Year | Food availability | Chicks ejected |
---|---|---|
1981 | Scarce | 16% |
1982 | Abundant | 5% |
Great tits
When European great tits were supplemented with extra food, they ejected more chicks from nests. Without resource constraints, they culled weaklings to invest fully in stronger offspring. Chick rejection balanced brood size and food availability.
Group | Food | Chicks ejected |
---|---|---|
Control | Normal | 5% |
Supplemented | Extra | 13% |
European starlings
Starlings studied in nest boxes ejected over 6% of eggs laid. Cool, rainy weather was identified as a factor, presumably prompting abandonment of marginal eggs to conserve heat and brooding effort. Incubation stresses appeared to spur triage egg removal.
Acorn woodpeckers
Up to 56% of nestlings were ejected in ecological study of these social woodpeckers. Lower parental relatedness to chicks and reduced group cooperation predicted increased rejection rates, reflecting kin selection and resource tradeoffs.
Reed warblers
Host reed warblers can recognize and remove up to 40% of brood parasitic eggs laid by common cuckoos.

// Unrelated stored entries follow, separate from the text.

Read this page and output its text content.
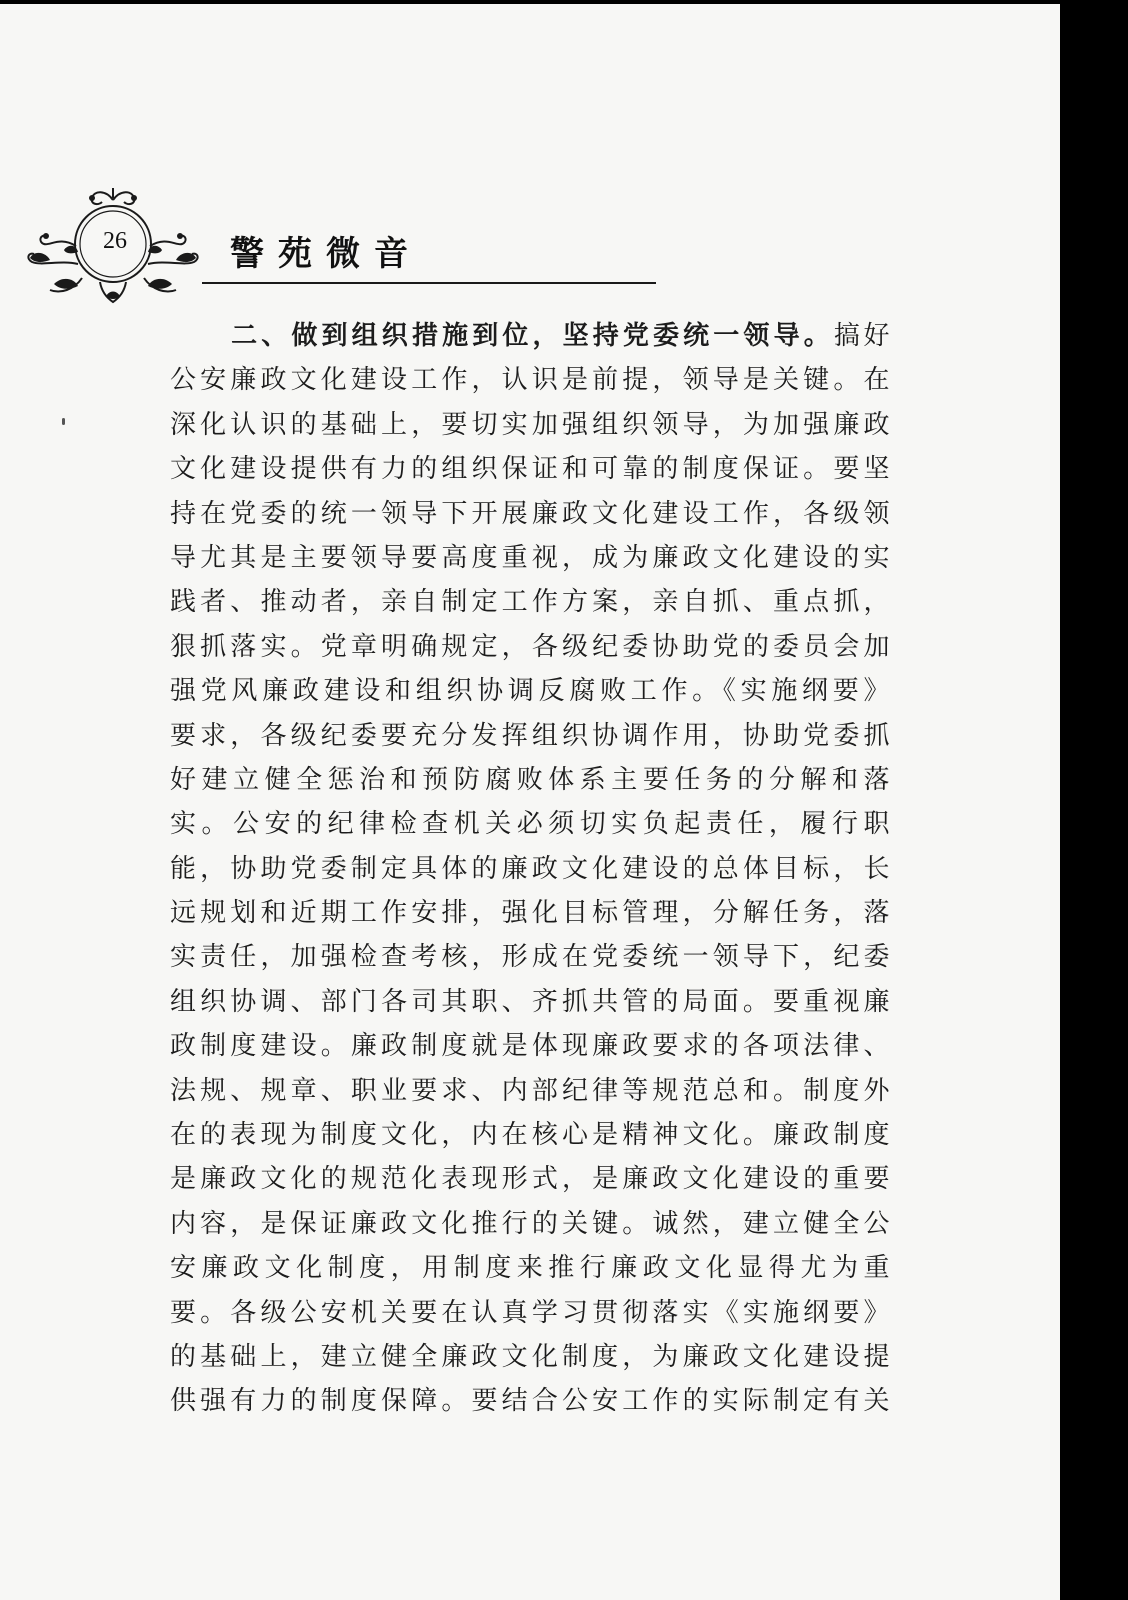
26	警苑微音
二、做到组织措施到位，坚持党委统一领导。搞好
公安廉政文化建设工作，认识是前提，领导是关键。在
深化认识的基础上，要切实加强组织领导，为加强廉政
文化建设提供有力的组织保证和可靠的制度保证。要坚
持在党委的统一领导下开展廉政文化建设工作，各级领
导尤其是主要领导要高度重视，成为廉政文化建设的实
践者、推动者，亲自制定工作方案，亲自抓、重点抓，
狠抓落实。党章明确规定，各级纪委协助党的委员会加
强党风廉政建设和组织协调反腐败工作。《实施纲要》
要求，各级纪委要充分发挥组织协调作用，协助党委抓
好建立健全惩治和预防腐败体系主要任务的分解和落
实。公安的纪律检查机关必须切实负起责任，履行职
能，协助党委制定具体的廉政文化建设的总体目标，长
远规划和近期工作安排，强化目标管理，分解任务，落
实责任，加强检查考核，形成在党委统一领导下，纪委
组织协调、部门各司其职、齐抓共管的局面。要重视廉
政制度建设。廉政制度就是体现廉政要求的各项法律、
法规、规章、职业要求、内部纪律等规范总和。制度外
在的表现为制度文化，内在核心是精神文化。廉政制度
是廉政文化的规范化表现形式，是廉政文化建设的重要
内容，是保证廉政文化推行的关键。诚然，建立健全公
安廉政文化制度，用制度来推行廉政文化显得尤为重
要。各级公安机关要在认真学习贯彻落实《实施纲要》
的基础上，建立健全廉政文化制度，为廉政文化建设提
供强有力的制度保障。要结合公安工作的实际制定有关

This counters reproductive cheating and reserves their nest resources for related young with shared genetic interests.
Cliff swallows
Parasitism by hematophagous swallow bugs increased cliff swallow chick ejection rates over 2-fold in infested nests. Parents exiled chicks to combat ectoparasite loads and associated stresses, illustrating how pathogens influence rejection behaviors.
Conclusion
Birds throwing young out of the nest reflects the harsh selective pressures of their evolutionary history. This behavior arises when environmental conditions threaten breeding success. By preemptively culling vulnerable offspring, birds maximize survival of their fittest progeny.
Though seemingly cruel or careless through a human lens, chick and egg rejection strategies serve an adaptive role for avian reproductive success. Sacrificing some ensures investment in others with better odds is prudent in risky, resource-limited settings.
While tragic for doomed individuals, these triage decisions benefit the parents’ genetic fitness and continuation. This cold logic persists as an evolved response to ecological constraints birds still face. Though difficult to witness, rejection practices reflect natural selection’s unsentimental calculus.